Les fumeurs japonais paniqués par une hausse historique du prix du tabac
Constitution de stocks inouïs de tabac, vols chez les buralistes, recrudescence de bonnes résolutions pour arrêter la cigarette: les consommateurs japonais paniquent avant une hausse historique des prix dans un pays longtemps considéré comme "le paradis des fumeurs".

Source photo : Yoshikazu Tsuno [AFP]
Un "café tabac" à Tokyo, le 17 juin 2009

Source photo : Kazuhiro Nogi [AFP/Archives]
"Avez-vous fini de constituer votre réserve ?", peut-on lire sur des pancartes dans des magasins Lawson, l'une des principales chaînes de supérettes où les fumeurs peuvent faire leurs emplettes 24 heures sur 24.
Vendredi 1er octobre, la taxe va augmenter de 70 yens (60 centimes d'euro) pour 20 cigarettes.
Le géant nippon du secteur, Japan Tobacco (JT), a prévenu qu'il allait faire passer le prix du paquet de 300 yens (2,65 euros) à au moins 410 yens (3,60 euros), du jamais vu dans un pays habitué à des hausses à dose homéopathique.
Depuis quelques semaines, les consommateurs se précipitent dans les points de vente et auprès des centaines de milliers de distributeurs automatiques pour profiter à qui mieux mieux de tarifs avantageux.
"C'est la ruée", explique Yayoi Sugihara, une porte-parole de Lawson.
Une chaîne concurrente, FamilyMart, assure avoir doublé ses ventes de cigarettes lors des 25 premiers jours de septembre par rapport à celles de l'an passé à même époque, tandis que JT a simultanément multiplié par deux ses livraisons.
Dans une banlieue ouvrière de Tokyo, un client a acheté 100 cartouches, soit 20.000 cigarettes, pour une valeur de 300.000 yens (2.650 euros), selon la presse.

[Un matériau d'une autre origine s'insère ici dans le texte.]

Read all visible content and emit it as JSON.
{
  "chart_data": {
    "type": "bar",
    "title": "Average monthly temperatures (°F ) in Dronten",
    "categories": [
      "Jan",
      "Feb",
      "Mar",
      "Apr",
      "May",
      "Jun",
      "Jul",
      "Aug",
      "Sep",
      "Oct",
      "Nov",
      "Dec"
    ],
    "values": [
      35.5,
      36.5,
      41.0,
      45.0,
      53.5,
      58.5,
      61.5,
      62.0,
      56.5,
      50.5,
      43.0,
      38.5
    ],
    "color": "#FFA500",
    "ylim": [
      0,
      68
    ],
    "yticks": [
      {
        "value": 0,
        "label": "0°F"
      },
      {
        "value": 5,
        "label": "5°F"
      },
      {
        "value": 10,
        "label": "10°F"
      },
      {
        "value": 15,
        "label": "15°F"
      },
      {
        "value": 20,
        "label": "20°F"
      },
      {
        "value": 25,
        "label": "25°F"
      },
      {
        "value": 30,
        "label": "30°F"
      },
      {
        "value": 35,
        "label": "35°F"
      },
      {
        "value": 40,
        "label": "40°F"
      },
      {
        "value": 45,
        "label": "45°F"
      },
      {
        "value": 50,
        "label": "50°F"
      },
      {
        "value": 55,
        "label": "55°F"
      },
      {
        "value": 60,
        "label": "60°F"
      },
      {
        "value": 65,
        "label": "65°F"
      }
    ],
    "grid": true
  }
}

Un économiste, Takuro Morinaga, populaire au Japon pour ses fréquentes apparitions télévisées, se vante d'avoir mis à l'abri un millier de paquets en prévision du changement de tarif.
Fumeur invétéré, il jure de ne jamais arrêter, même si le prix atteignait 1.000 yens (9 euros). "Dans ce cas, j'aggrandirais mon stock par avance et garderais tout au frigo", promet-il.
Les pouvoirs publics nippons n'en sont pas encore à imaginer un tel niveau, bien qu'ils évoquent la possibilité de renchérir à moyen terme le tarif du paquet à 700 yens (6,20 euros), un prix proche des standards nord-américains et européens.
Autre conséquence: les chapardages de cigarettes ont nettement augmenté, selon les médias.
Dimanche, un chômeur de 47 ans a été arrêté dans la petite ville de Mooka (nord de Tokyo), pour avoir dérobé deux cartouches au supermarché du coin.
La police nippone a d'ailleurs mis en garde les buralistes en cette période dangereuse.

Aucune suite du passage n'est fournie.